As fiscal space is limited, it is worth making a careful assessment of the efficacy of Singapore’s portfolio of social support in two key dimensions.

The first is the overall incidence of support on different household types and individuals, given the need to target support at the more needy and vulnerable. It is important to ensure that people do not fall through the cracks.

For instance, a family’s income may cross the eligibility threshold for a particular scheme, but special consideration may be needed due to family circumstances such as long-term illness affecting one or more household members.

As eligibility criteria cannot capture all circumstances without becoming exceedingly complex, there must be sufficient room for public officers to exercise flexibility and discretion in disbursing assistance.

The second is about how support is perceived by the beneficiaries themselves – whether cash payouts, CDC vouchers or utilities rebates – in terms of providing them assurance and meeting their needs.
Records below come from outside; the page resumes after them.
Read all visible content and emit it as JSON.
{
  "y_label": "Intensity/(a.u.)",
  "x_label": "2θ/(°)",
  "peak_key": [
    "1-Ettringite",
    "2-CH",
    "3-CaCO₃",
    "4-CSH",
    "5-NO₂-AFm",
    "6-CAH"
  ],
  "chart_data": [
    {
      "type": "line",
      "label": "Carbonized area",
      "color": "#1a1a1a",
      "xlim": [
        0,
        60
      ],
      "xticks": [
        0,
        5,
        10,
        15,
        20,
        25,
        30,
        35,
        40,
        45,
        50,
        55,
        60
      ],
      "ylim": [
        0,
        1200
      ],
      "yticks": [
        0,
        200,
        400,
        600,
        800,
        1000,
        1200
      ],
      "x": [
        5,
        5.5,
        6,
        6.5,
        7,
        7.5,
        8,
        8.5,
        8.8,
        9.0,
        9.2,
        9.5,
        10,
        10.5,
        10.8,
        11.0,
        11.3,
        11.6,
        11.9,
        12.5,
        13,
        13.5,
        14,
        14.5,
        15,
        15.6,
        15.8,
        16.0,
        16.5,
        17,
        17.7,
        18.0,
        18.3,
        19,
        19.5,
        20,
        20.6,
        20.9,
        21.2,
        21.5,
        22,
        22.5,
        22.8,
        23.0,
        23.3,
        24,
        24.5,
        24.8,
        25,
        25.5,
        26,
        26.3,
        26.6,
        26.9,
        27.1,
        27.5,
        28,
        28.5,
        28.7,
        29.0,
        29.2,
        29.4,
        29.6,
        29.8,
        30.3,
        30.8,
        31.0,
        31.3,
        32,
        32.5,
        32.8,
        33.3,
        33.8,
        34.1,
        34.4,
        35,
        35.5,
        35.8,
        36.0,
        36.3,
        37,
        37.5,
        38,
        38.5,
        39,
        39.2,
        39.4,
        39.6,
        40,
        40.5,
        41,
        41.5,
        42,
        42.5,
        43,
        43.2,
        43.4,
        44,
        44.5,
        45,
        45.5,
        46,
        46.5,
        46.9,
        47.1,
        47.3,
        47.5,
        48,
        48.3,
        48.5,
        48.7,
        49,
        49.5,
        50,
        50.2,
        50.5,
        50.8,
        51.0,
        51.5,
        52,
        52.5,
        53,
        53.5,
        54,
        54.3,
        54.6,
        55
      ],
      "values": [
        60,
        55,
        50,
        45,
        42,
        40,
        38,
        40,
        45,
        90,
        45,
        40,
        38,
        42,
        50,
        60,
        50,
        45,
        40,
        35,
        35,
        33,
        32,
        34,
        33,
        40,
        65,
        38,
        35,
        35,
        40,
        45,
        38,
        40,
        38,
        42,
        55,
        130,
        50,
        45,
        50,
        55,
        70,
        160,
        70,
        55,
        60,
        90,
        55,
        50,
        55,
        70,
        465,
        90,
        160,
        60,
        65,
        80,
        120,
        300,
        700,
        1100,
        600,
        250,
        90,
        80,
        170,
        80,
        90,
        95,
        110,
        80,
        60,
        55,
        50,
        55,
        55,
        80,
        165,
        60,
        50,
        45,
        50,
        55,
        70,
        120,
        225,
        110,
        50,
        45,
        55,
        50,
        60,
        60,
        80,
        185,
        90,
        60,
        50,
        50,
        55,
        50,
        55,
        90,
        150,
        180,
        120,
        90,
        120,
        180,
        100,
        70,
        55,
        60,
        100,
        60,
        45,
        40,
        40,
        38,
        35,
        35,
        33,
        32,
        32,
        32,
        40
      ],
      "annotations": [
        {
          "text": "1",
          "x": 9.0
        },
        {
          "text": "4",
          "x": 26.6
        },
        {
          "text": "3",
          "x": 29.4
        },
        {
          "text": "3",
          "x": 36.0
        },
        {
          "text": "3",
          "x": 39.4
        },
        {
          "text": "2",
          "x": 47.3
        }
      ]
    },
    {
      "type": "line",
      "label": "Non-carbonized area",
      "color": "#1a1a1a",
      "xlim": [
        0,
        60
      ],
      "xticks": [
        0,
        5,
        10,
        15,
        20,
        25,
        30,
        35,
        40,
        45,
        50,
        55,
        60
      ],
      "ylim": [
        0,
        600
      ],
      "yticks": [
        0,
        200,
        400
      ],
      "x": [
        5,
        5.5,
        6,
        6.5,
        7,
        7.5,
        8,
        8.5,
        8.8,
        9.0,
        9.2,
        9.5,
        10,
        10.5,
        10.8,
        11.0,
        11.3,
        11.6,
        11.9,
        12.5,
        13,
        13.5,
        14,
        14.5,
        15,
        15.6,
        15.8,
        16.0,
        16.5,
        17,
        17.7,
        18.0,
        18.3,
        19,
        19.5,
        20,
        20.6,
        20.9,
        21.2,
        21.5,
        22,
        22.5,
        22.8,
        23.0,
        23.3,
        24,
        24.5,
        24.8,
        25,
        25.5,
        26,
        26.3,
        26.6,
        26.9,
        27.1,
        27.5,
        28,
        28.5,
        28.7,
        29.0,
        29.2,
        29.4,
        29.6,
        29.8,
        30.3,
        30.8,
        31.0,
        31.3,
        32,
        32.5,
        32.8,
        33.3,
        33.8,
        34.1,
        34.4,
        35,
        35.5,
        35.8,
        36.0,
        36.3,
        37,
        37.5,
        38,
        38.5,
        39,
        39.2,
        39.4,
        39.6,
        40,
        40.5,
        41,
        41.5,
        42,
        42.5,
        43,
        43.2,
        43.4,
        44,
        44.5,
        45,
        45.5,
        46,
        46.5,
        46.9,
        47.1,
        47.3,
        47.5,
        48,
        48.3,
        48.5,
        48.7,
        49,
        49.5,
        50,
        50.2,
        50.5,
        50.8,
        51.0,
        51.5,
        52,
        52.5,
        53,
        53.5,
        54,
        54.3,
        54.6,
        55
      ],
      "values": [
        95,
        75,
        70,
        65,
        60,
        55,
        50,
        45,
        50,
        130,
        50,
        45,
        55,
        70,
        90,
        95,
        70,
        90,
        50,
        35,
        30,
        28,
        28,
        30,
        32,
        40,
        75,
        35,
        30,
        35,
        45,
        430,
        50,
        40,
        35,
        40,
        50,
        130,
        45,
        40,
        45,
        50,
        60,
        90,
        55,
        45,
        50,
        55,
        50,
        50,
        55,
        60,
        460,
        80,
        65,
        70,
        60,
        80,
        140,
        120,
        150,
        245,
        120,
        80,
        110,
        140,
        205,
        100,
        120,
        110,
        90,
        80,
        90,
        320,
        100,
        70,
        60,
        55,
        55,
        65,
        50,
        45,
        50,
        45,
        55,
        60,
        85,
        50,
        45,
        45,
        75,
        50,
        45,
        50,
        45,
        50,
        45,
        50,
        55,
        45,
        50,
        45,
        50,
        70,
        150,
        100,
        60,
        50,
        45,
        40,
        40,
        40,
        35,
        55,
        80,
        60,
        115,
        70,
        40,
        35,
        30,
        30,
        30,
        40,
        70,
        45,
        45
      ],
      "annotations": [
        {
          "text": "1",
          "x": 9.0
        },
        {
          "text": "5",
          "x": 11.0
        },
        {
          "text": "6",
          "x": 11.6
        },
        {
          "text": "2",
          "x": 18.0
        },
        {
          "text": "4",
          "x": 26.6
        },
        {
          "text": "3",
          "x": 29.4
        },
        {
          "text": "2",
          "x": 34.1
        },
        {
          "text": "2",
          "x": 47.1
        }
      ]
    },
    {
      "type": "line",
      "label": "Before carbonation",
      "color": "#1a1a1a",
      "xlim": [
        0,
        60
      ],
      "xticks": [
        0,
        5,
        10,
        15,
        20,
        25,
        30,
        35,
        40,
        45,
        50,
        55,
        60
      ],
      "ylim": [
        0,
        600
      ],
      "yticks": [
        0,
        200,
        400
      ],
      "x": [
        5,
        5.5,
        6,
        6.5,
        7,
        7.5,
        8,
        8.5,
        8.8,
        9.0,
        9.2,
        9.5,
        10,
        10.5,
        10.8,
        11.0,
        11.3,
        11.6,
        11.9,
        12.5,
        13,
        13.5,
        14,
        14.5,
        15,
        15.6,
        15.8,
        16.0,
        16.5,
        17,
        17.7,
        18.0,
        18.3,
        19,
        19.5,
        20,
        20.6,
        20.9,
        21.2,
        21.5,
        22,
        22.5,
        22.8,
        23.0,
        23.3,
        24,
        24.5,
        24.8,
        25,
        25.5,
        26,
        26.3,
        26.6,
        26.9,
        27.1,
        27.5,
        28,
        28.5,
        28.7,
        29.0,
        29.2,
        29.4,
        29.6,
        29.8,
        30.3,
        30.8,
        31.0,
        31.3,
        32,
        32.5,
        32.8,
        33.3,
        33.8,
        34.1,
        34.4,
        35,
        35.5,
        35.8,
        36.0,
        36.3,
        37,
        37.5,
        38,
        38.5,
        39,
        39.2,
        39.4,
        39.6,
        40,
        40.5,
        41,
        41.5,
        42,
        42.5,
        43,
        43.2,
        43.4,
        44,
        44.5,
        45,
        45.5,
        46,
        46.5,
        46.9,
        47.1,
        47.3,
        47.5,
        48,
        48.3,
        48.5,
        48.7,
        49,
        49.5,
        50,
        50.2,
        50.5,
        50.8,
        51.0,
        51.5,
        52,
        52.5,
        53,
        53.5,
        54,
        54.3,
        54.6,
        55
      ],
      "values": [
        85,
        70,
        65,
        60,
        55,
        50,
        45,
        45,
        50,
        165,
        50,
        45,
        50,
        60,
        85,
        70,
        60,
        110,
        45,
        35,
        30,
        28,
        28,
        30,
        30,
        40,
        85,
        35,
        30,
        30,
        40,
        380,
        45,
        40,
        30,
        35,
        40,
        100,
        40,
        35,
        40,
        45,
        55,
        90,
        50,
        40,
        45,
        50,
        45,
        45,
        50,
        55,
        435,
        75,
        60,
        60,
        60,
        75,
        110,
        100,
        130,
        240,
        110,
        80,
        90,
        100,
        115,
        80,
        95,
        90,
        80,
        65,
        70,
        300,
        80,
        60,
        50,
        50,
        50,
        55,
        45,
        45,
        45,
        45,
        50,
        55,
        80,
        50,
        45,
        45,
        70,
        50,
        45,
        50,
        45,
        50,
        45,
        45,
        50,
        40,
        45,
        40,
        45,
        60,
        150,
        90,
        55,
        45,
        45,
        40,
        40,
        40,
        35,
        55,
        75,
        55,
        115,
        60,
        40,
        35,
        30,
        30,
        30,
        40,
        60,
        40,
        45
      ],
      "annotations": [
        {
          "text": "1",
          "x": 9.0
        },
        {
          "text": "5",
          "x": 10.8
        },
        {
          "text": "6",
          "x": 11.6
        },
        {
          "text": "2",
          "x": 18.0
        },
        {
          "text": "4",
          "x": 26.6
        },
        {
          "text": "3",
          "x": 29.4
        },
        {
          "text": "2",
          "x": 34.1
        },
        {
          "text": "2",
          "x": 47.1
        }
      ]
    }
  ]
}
This cannot be left to the imagination of policy designers, but could be informed by focus group discussions and well-designed surveys of citizens of different ages and family circumstances.

The psychological impact on recipients could be factored in along with other considerations in the design of support schemes. Policy experimentation and innovation could also yield novel and potentially more impactful ways of providing support within a given budget, much in the way CDC vouchers have emerged as a new form of support.

It is no easy task to give citizens a greater sense of assurance in a competitive society with a high cost of living, but it is one on which Singapore’s social compact and future prospects depend.

Terence Ho is associate professor in practice at the Lee Kuan Yew School of Public Policy. He is the author of Refreshing The Singapore System: Recalibrating Socio-Economic Policy For The 21st Century (World Scientific, 2021).